Forster, John (1812 -1876)
Literary critic and a friend of author Charles Dickens, John Forster was born at Newcastle upon Tyne. His father, a Unitarian who belonged to the junior branch of a Northumberland family, was a cattle-dealer. Well grounded in classics and mathematics at The Royal Grammar School in Newcastle, Forster was sent in 1828 to the University of Cambridge, but after only a month's residence he moved to London, where he attended classes at University College, and entered the Inner Temple. In 1843, Forster was called to the Bar, but he never practised as a lawyer. He preferred the vocation of literary and dramatic critic, and historian. In 1840 he wrote a Treatise on the Popular Progress in English History, which obtained immediate recognition, making Forster a prominent figure in a distinguished circle of literary men that included Leigh Hunt, Edward Bulwer-Lytton, Walter Savage Landor, Robert Browning, Thomas Carlyle, and Charles Dickens.

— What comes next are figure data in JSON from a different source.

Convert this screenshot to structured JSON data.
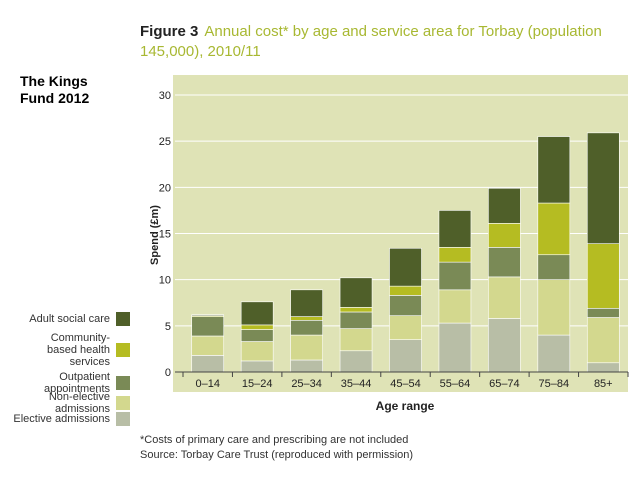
{
  "figure": {
    "label": "Figure 3",
    "title": "Annual cost* by age and service area for Torbay (population 145,000), 2010/11"
  },
  "watermark": "The Kings\nFund 2012",
  "footnotes": {
    "note": "*Costs of primary care and prescribing are not included",
    "source": "Source: Torbay Care Trust (reproduced with permission)"
  },
  "colors": {
    "plot_bg": "#dfe3b6",
    "grid": "#ffffff",
    "axis": "#444444"
  },
  "chart_data": {
    "type": "bar",
    "stacked": true,
    "title": "Annual cost* by age and service area for Torbay (population 145,000), 2010/11",
    "xlabel": "Age range",
    "ylabel": "Spend (£m)",
    "ylim": [
      0,
      30
    ],
    "yticks": [
      0,
      5,
      10,
      15,
      20,
      25,
      30
    ],
    "grid": true,
    "categories": [
      "0–14",
      "15–24",
      "25–34",
      "35–44",
      "45–54",
      "55–64",
      "65–74",
      "75–84",
      "85+"
    ],
    "series": [
      {
        "name": "Elective admissions",
        "color": "#b8bea6",
        "values": [
          1.8,
          1.2,
          1.3,
          2.3,
          3.5,
          5.3,
          5.8,
          4.0,
          1.0
        ]
      },
      {
        "name": "Non-elective admissions",
        "color": "#d3d88e",
        "values": [
          2.1,
          2.1,
          2.7,
          2.4,
          2.6,
          3.6,
          4.5,
          6.0,
          4.9
        ]
      },
      {
        "name": "Outpatient appointments",
        "color": "#7a8a56",
        "values": [
          2.1,
          1.3,
          1.6,
          1.8,
          2.2,
          3.0,
          3.2,
          2.7,
          1.0
        ]
      },
      {
        "name": "Community-based health services",
        "color": "#b5bc22",
        "values": [
          0.1,
          0.5,
          0.4,
          0.5,
          1.0,
          1.6,
          2.6,
          5.6,
          7.0
        ]
      },
      {
        "name": "Adult social care",
        "color": "#4f5f29",
        "values": [
          0.1,
          2.5,
          2.9,
          3.2,
          4.1,
          4.0,
          3.8,
          7.2,
          12.0
        ]
      }
    ],
    "legend_order": [
      "Adult social care",
      "Community-based health services",
      "Outpatient appointments",
      "Non-elective admissions",
      "Elective admissions"
    ]
  }
}
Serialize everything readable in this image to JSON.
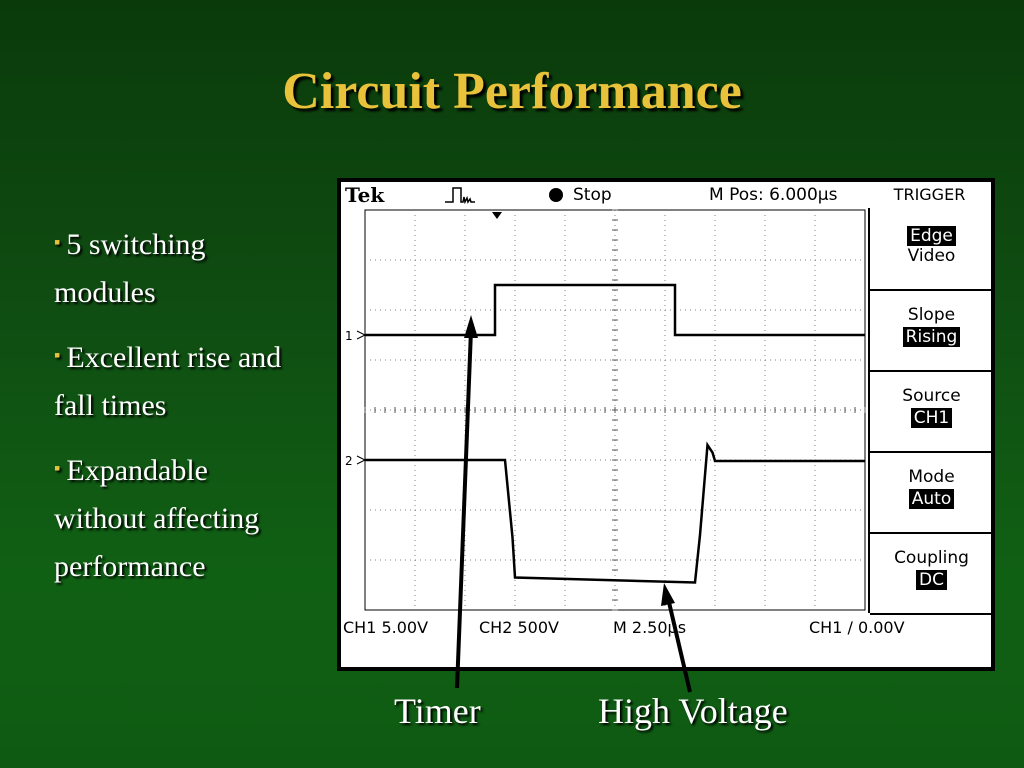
{
  "slide": {
    "title": "Circuit Performance",
    "bullets": [
      {
        "lines": [
          "5 switching",
          "modules"
        ]
      },
      {
        "lines": [
          "Excellent rise and",
          "fall times"
        ]
      },
      {
        "lines": [
          "Expandable",
          "without affecting",
          "performance"
        ]
      }
    ],
    "bullet_marker": "▪",
    "captions": {
      "timer": "Timer",
      "high_voltage": "High Voltage"
    }
  },
  "scope": {
    "brand": "Tek",
    "status": "Stop",
    "m_pos": "M Pos: 6.000µs",
    "trigger_title": "TRIGGER",
    "menu": [
      {
        "label": "Edge",
        "value": "Video",
        "label_inverted": true
      },
      {
        "label": "Slope",
        "value": "Rising",
        "value_inverted": true
      },
      {
        "label": "Source",
        "value": "CH1",
        "value_inverted": true
      },
      {
        "label": "Mode",
        "value": "Auto",
        "value_inverted": true
      },
      {
        "label": "Coupling",
        "value": "DC",
        "value_inverted": true
      }
    ],
    "footer": {
      "ch1": "CH1   5.00V",
      "ch2": "CH2   500V",
      "timebase": "M 2.50µs",
      "trigger": "CH1  ∕  0.00V"
    },
    "channel_markers": [
      "1",
      "2"
    ]
  },
  "chart_data": {
    "type": "line",
    "title": "",
    "xlabel": "",
    "ylabel": "",
    "grid": true,
    "x_divisions": 10,
    "y_divisions": 8,
    "series": [
      {
        "name": "CH1",
        "points": [
          [
            0,
            2.5
          ],
          [
            2.6,
            2.5
          ],
          [
            2.6,
            1.5
          ],
          [
            6.2,
            1.5
          ],
          [
            6.2,
            2.5
          ],
          [
            10,
            2.5
          ]
        ]
      },
      {
        "name": "CH2",
        "points": [
          [
            0,
            5.0
          ],
          [
            2.8,
            5.0
          ],
          [
            2.95,
            6.55
          ],
          [
            3.0,
            7.35
          ],
          [
            6.6,
            7.45
          ],
          [
            6.7,
            6.5
          ],
          [
            6.85,
            4.7
          ],
          [
            6.95,
            4.85
          ],
          [
            7.0,
            5.02
          ],
          [
            10,
            5.02
          ]
        ]
      }
    ],
    "colors": {
      "trace": "#000000",
      "grid": "#808080"
    }
  }
}
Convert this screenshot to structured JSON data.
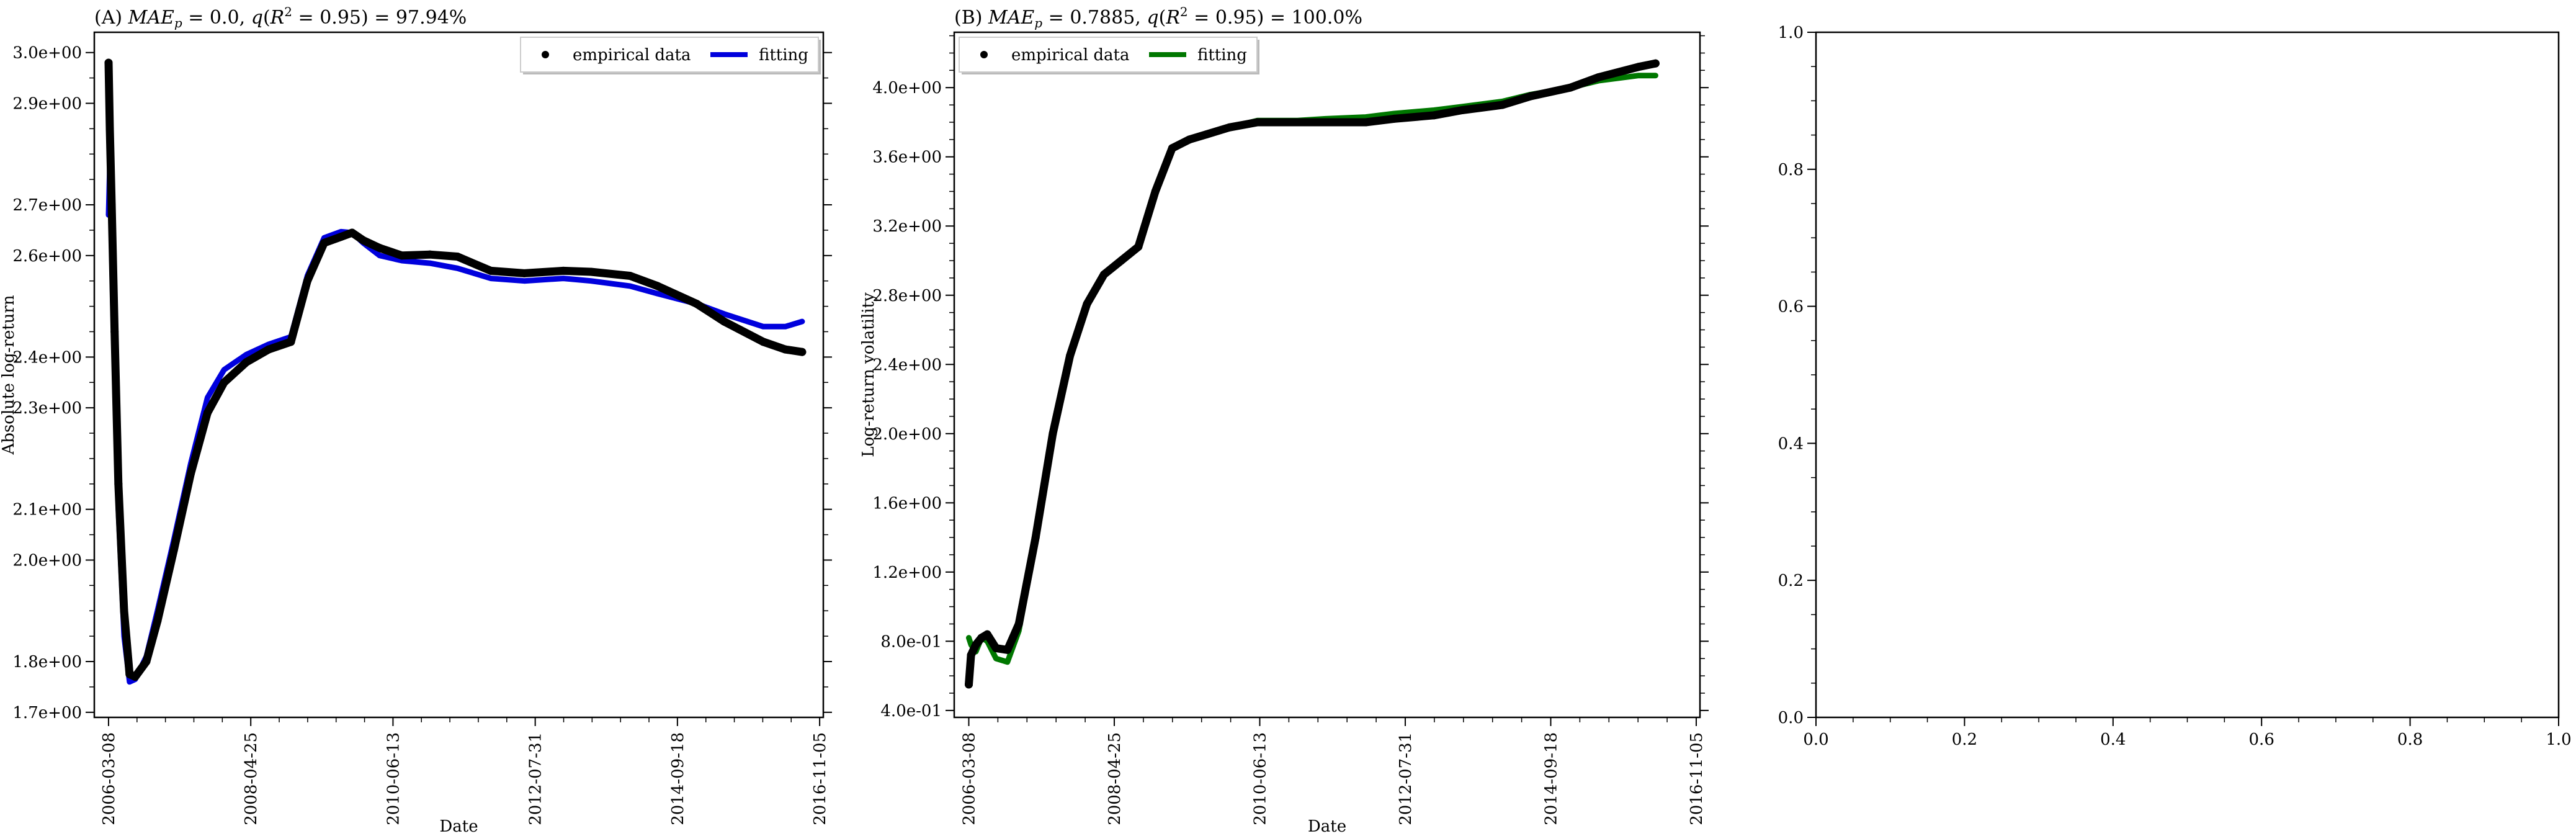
{
  "figure": {
    "background": "#ffffff"
  },
  "chart_data": [
    {
      "id": "A",
      "type": "line",
      "title": "(A) MAE_p = 0.0, q(R² = 0.95) = 97.94%",
      "title_parts": {
        "prefix": "(A) ",
        "mae_symbol": "MAE",
        "mae_sub": "p",
        "mae_value": " = 0.0, ",
        "q_symbol": "q",
        "q_open": "(",
        "r_symbol": "R",
        "r_sup": "2",
        "q_rest": " = 0.95) = 97.94%"
      },
      "xlabel": "Date",
      "ylabel": "Absolute log-return",
      "x_type": "date",
      "xlim": [
        "2005-12-20",
        "2016-11-25"
      ],
      "ylim": [
        1.69,
        3.04
      ],
      "x_ticks": [
        "2006-03-08",
        "2008-04-25",
        "2010-06-13",
        "2012-07-31",
        "2014-09-18",
        "2016-11-05"
      ],
      "y_ticks": [
        1.7,
        1.8,
        2.0,
        2.1,
        2.3,
        2.4,
        2.6,
        2.7,
        2.9,
        3.0
      ],
      "y_tick_labels": [
        "1.7e+00",
        "1.8e+00",
        "2.0e+00",
        "2.1e+00",
        "2.3e+00",
        "2.4e+00",
        "2.6e+00",
        "2.7e+00",
        "2.9e+00",
        "3.0e+00"
      ],
      "legend": {
        "placement": "top-right",
        "entries": [
          "empirical data",
          "fitting"
        ]
      },
      "colors": {
        "empirical": "#000000",
        "fitting": "#0000dd"
      },
      "series": [
        {
          "name": "empirical data",
          "style": "points",
          "x": [
            "2006-03-08",
            "2006-03-15",
            "2006-03-25",
            "2006-04-10",
            "2006-05-01",
            "2006-06-01",
            "2006-07-01",
            "2006-08-01",
            "2006-10-01",
            "2006-12-01",
            "2007-03-01",
            "2007-06-01",
            "2007-09-01",
            "2007-12-01",
            "2008-04-01",
            "2008-08-01",
            "2008-12-01",
            "2009-03-01",
            "2009-06-01",
            "2009-09-01",
            "2009-11-01",
            "2010-01-01",
            "2010-04-01",
            "2010-08-01",
            "2011-01-01",
            "2011-06-01",
            "2011-12-01",
            "2012-06-01",
            "2013-01-01",
            "2013-06-01",
            "2014-01-01",
            "2014-06-01",
            "2015-01-01",
            "2015-06-01",
            "2016-01-01",
            "2016-05-01",
            "2016-08-01"
          ],
          "y": [
            2.98,
            2.85,
            2.7,
            2.45,
            2.15,
            1.9,
            1.775,
            1.77,
            1.8,
            1.88,
            2.02,
            2.17,
            2.29,
            2.35,
            2.39,
            2.415,
            2.43,
            2.55,
            2.625,
            2.637,
            2.645,
            2.63,
            2.615,
            2.6,
            2.602,
            2.598,
            2.57,
            2.565,
            2.57,
            2.568,
            2.56,
            2.54,
            2.505,
            2.47,
            2.43,
            2.415,
            2.41
          ]
        },
        {
          "name": "fitting",
          "style": "line",
          "x": [
            "2006-03-08",
            "2006-03-15",
            "2006-04-01",
            "2006-05-01",
            "2006-06-01",
            "2006-07-01",
            "2006-08-01",
            "2006-10-01",
            "2006-12-01",
            "2007-03-01",
            "2007-06-01",
            "2007-09-01",
            "2007-12-01",
            "2008-04-01",
            "2008-08-01",
            "2008-12-01",
            "2009-03-01",
            "2009-06-01",
            "2009-09-01",
            "2009-11-01",
            "2010-01-01",
            "2010-04-01",
            "2010-08-01",
            "2011-01-01",
            "2011-06-01",
            "2011-12-01",
            "2012-06-01",
            "2013-01-01",
            "2013-06-01",
            "2014-01-01",
            "2014-06-01",
            "2015-01-01",
            "2015-06-01",
            "2016-01-01",
            "2016-05-01",
            "2016-08-01"
          ],
          "y": [
            2.68,
            2.78,
            2.5,
            2.1,
            1.85,
            1.76,
            1.765,
            1.81,
            1.9,
            2.04,
            2.19,
            2.32,
            2.375,
            2.405,
            2.425,
            2.44,
            2.56,
            2.635,
            2.647,
            2.645,
            2.625,
            2.6,
            2.59,
            2.585,
            2.575,
            2.555,
            2.55,
            2.555,
            2.55,
            2.54,
            2.525,
            2.505,
            2.485,
            2.46,
            2.46,
            2.47
          ]
        }
      ]
    },
    {
      "id": "B",
      "type": "line",
      "title": "(B) MAE_p = 0.7885, q(R² = 0.95) = 100.0%",
      "title_parts": {
        "prefix": "(B) ",
        "mae_symbol": "MAE",
        "mae_sub": "p",
        "mae_value": " = 0.7885, ",
        "q_symbol": "q",
        "q_open": "(",
        "r_symbol": "R",
        "r_sup": "2",
        "q_rest": " = 0.95) = 100.0%"
      },
      "xlabel": "Date",
      "ylabel": "Log-return volatility",
      "x_type": "date",
      "xlim": [
        "2005-12-20",
        "2016-11-25"
      ],
      "ylim": [
        0.36,
        4.32
      ],
      "x_ticks": [
        "2006-03-08",
        "2008-04-25",
        "2010-06-13",
        "2012-07-31",
        "2014-09-18",
        "2016-11-05"
      ],
      "y_ticks": [
        0.4,
        0.8,
        1.2,
        1.6,
        2.0,
        2.4,
        2.8,
        3.2,
        3.6,
        4.0
      ],
      "y_tick_labels": [
        "4.0e-01",
        "8.0e-01",
        "1.2e+00",
        "1.6e+00",
        "2.0e+00",
        "2.4e+00",
        "2.8e+00",
        "3.2e+00",
        "3.6e+00",
        "4.0e+00"
      ],
      "legend": {
        "placement": "top-left",
        "entries": [
          "empirical data",
          "fitting"
        ]
      },
      "colors": {
        "empirical": "#000000",
        "fitting": "#007700"
      },
      "series": [
        {
          "name": "empirical data",
          "style": "points",
          "x": [
            "2006-03-08",
            "2006-03-20",
            "2006-04-15",
            "2006-05-15",
            "2006-06-15",
            "2006-08-01",
            "2006-10-01",
            "2006-12-01",
            "2007-03-01",
            "2007-06-01",
            "2007-09-01",
            "2007-12-01",
            "2008-03-01",
            "2008-06-01",
            "2008-09-01",
            "2008-12-01",
            "2009-03-01",
            "2009-06-01",
            "2009-09-01",
            "2010-01-01",
            "2010-06-01",
            "2011-01-01",
            "2011-06-01",
            "2012-01-01",
            "2012-06-01",
            "2013-01-01",
            "2013-06-01",
            "2014-01-01",
            "2014-06-01",
            "2015-01-01",
            "2015-06-01",
            "2016-01-01",
            "2016-04-01"
          ],
          "y": [
            0.55,
            0.72,
            0.78,
            0.82,
            0.84,
            0.76,
            0.75,
            0.9,
            1.4,
            2.0,
            2.45,
            2.75,
            2.92,
            3.0,
            3.08,
            3.4,
            3.65,
            3.7,
            3.73,
            3.77,
            3.8,
            3.8,
            3.8,
            3.8,
            3.82,
            3.84,
            3.87,
            3.9,
            3.95,
            4.0,
            4.06,
            4.12,
            4.14
          ]
        },
        {
          "name": "fitting",
          "style": "line",
          "x": [
            "2006-03-08",
            "2006-03-20",
            "2006-04-15",
            "2006-05-15",
            "2006-06-15",
            "2006-08-01",
            "2006-10-01",
            "2006-12-01",
            "2007-03-01",
            "2007-06-01",
            "2007-09-01",
            "2007-12-01",
            "2008-03-01",
            "2008-06-01",
            "2008-09-01",
            "2008-12-01",
            "2009-03-01",
            "2009-06-01",
            "2009-09-01",
            "2010-01-01",
            "2010-06-01",
            "2011-01-01",
            "2011-06-01",
            "2012-01-01",
            "2012-06-01",
            "2013-01-01",
            "2013-06-01",
            "2014-01-01",
            "2014-06-01",
            "2015-01-01",
            "2015-06-01",
            "2016-01-01",
            "2016-04-01"
          ],
          "y": [
            0.82,
            0.78,
            0.74,
            0.82,
            0.8,
            0.7,
            0.68,
            0.86,
            1.38,
            2.0,
            2.45,
            2.75,
            2.92,
            3.0,
            3.08,
            3.4,
            3.65,
            3.7,
            3.73,
            3.77,
            3.81,
            3.81,
            3.82,
            3.83,
            3.85,
            3.87,
            3.89,
            3.92,
            3.96,
            4.0,
            4.04,
            4.07,
            4.07
          ]
        }
      ]
    },
    {
      "id": "C",
      "type": "line",
      "title": "",
      "xlabel": "",
      "ylabel": "",
      "xlim": [
        0.0,
        1.0
      ],
      "ylim": [
        0.0,
        1.0
      ],
      "x_ticks": [
        0.0,
        0.2,
        0.4,
        0.6,
        0.8,
        1.0
      ],
      "x_tick_labels": [
        "0.0",
        "0.2",
        "0.4",
        "0.6",
        "0.8",
        "1.0"
      ],
      "y_ticks": [
        0.0,
        0.2,
        0.4,
        0.6,
        0.8,
        1.0
      ],
      "y_tick_labels": [
        "0.0",
        "0.2",
        "0.4",
        "0.6",
        "0.8",
        "1.0"
      ],
      "series": []
    }
  ]
}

In 1868 appeared his Life of Landor. For several years he had been collecting materials for a life of Jonathan Swift, but he interrupted his studies to write his standard Life of Charles Dickens. He had long been intimate with the novelist, and it is by this work that John Forster is now chiefly remembered. The first volume appeared in 1872, and the biography was completed in 1874. Towards the close of 1875 the first volume of his Life of Swift was published, and he had made some progress in the preparation of the second at the time of his death.